Even under the liberal construction afforded to pro se litigants, we cannot identify any jail-related claims in Westbrook's only timely complaint, filed on February 1, 2016, in Case No. 1:16-CV-274-WTL-DLP. The narrative set out there relates only to his arrest. But Westbrook's claims concern two separate occurrences: an allegedly illegal arrest and his treatment by jail staff during the resulting detention. That the original complaint named the “Delaware County Sheriff Department and Its Agents” is not enough to trigger relation back of the claims against the new defendants because it was devoid of allegations about his treatment at the county jail. By the time Westbrook amended the complaint in the first case on February 25, 2016, to include allegations that he was denied medication during his confinement and forced to use an upper bunk, the statute of limitations had run. Because these claims were not part of the same “conduct, transaction, or occurrence” as his arrest, they could not relate back. See Fed. R. Civ. P. 15(c)(1)(B).

Westbrook also argues that the district court erroneously concluded that his claim against the Sheriff in this case was barred by claim preclusion. He insists that his second case, No. 1:16-CV-422-WTL-DKL (raising jail-related claims), did not result in a final adjudication on the merits because the district court said at the screening stage that it “could not ascertain a viable Eighth Amendment claim.” He is mistaken.

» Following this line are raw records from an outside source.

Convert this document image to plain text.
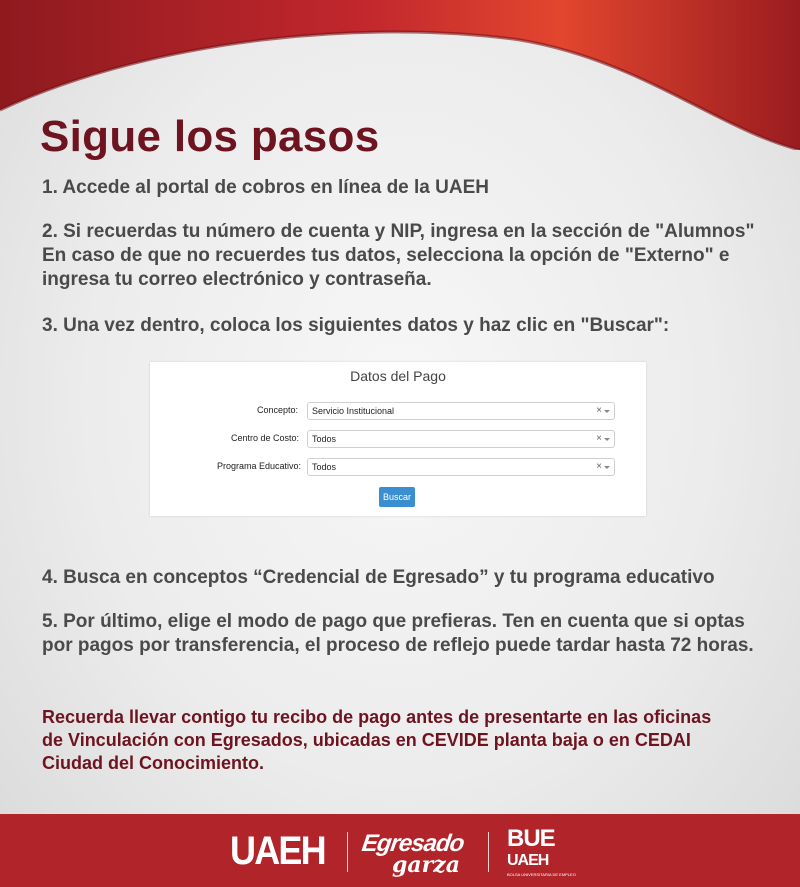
Sigue los pasos

1. Accede al portal de cobros en línea de la UAEH

2. Si recuerdas tu número de cuenta y NIP, ingresa en la sección de "Alumnos"
En caso de que no recuerdes tus datos, selecciona la opción de "Externo" e
ingresa tu correo electrónico y contraseña.

3. Una vez dentro, coloca los siguientes datos y haz clic en "Buscar":

Datos del Pago
Concepto: Servicio Institucional	×
Centro de Costo: Todos	×
Programa Educativo: Todos	×
Buscar

4. Busca en conceptos “Credencial de Egresado” y tu programa educativo

5. Por último, elige el modo de pago que prefieras. Ten en cuenta que si optas
por pagos por transferencia, el proceso de reflejo puede tardar hasta 72 horas.

Recuerda llevar contigo tu recibo de pago antes de presentarte en las oficinas
de Vinculación con Egresados, ubicadas en CEVIDE planta baja o en CEDAI
Ciudad del Conocimiento.

UAEH Egresado
garza
BUE
UAEH
BOLSA UNIVERSITARIA DE EMPLEO
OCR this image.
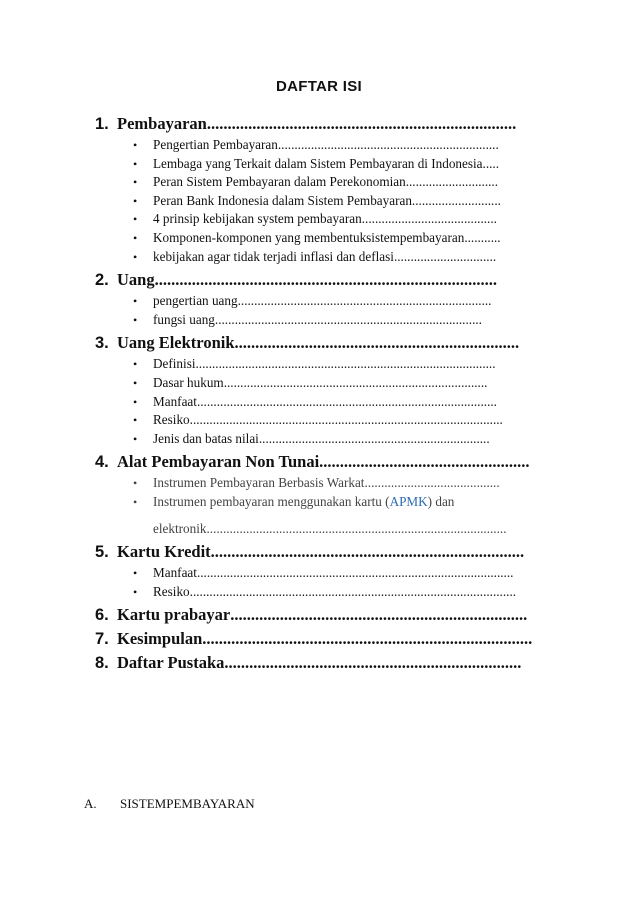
DAFTAR ISI
1. Pembayaran ...........................................................................
•	Pengertian Pembayaran ...................................................................
•	Lembaga yang Terkait dalam Sistem Pembayaran di Indonesia .....
•	Peran Sistem Pembayaran dalam Perekonomian ............................
•	Peran Bank Indonesia dalam Sistem Pembayaran ...........................
•	4 prinsip kebijakan system pembayaran .........................................
•	Komponen-komponen yang membentuksistempembayaran ...........
•	kebijakan agar tidak terjadi inflasi dan deflasi ...............................
2. Uang ...................................................................................
•	pengertian uang .............................................................................
•	fungsi uang .................................................................................
3. Uang Elektronik .....................................................................
•	Definisi ...........................................................................................
•	Dasar hukum ................................................................................
•	Manfaat ...........................................................................................
•	Resiko ...............................................................................................
•	Jenis dan batas nilai ......................................................................
4. Alat Pembayaran Non Tunai ...................................................
•	Instrumen Pembayaran Berbasis Warkat .........................................
•	Instrumen pembayaran menggunakan kartu ( APMK ) dan
elektronik ...........................................................................................
5. Kartu Kredit ............................................................................
•	Manfaat ................................................................................................
•	Resiko ...................................................................................................
6. Kartu prabayar ........................................................................
7. Kesimpulan ................................................................................
8. Daftar Pustaka ........................................................................
A.	SISTEMPEMBAYARAN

Claim preclusion does not require that all the individual claims it bars were actually litigated in a prior case; it extends to any claims that could have been brought out of the “operative facts” in the prior case. Hayes v. City of Chicago, 670 F.3d 810, 813 (7th Cir. 2012). Here, the district court initially dismissed Westbrook's jail-related complaint against the “Delaware County Sheriff Department, Its Jail, and Agents” under 28 U.S.C. § 1915(e)(2)(b) without prejudice and with express leave to amend, as is appropriate. See Luevano, 722 F.3d at 1020. The court, however, set a deadline for amending the complaint and then extended it at Westbrook's urging. Although Westbrook submitted three separate responses to the court's orders, he never filed an amended complaint in the appropriate case. After two months, the district court dismissed the action for failure to state a claim and separately entered a judgment under Rule 58. That judgment was a final decision on the merits with preclusive effect. Coleman v. Labor & Indus. Review Comm'n of Wis., 860 F.3d 461, 470 (7th Cir. 2017); Gleash v. Yuswak, 308 F.3d 758, 759–60 (7th Cir. 2002). To the extent that Westbrook suggests that the dismissal of the second case was improper, he had a choice between appealing the judgment or moving to reopen it and amend the complaint. See Gleash, 308 F.3d at 760. But he did neither. Accordingly, the judgment precludes him from further litigating jail-related claims.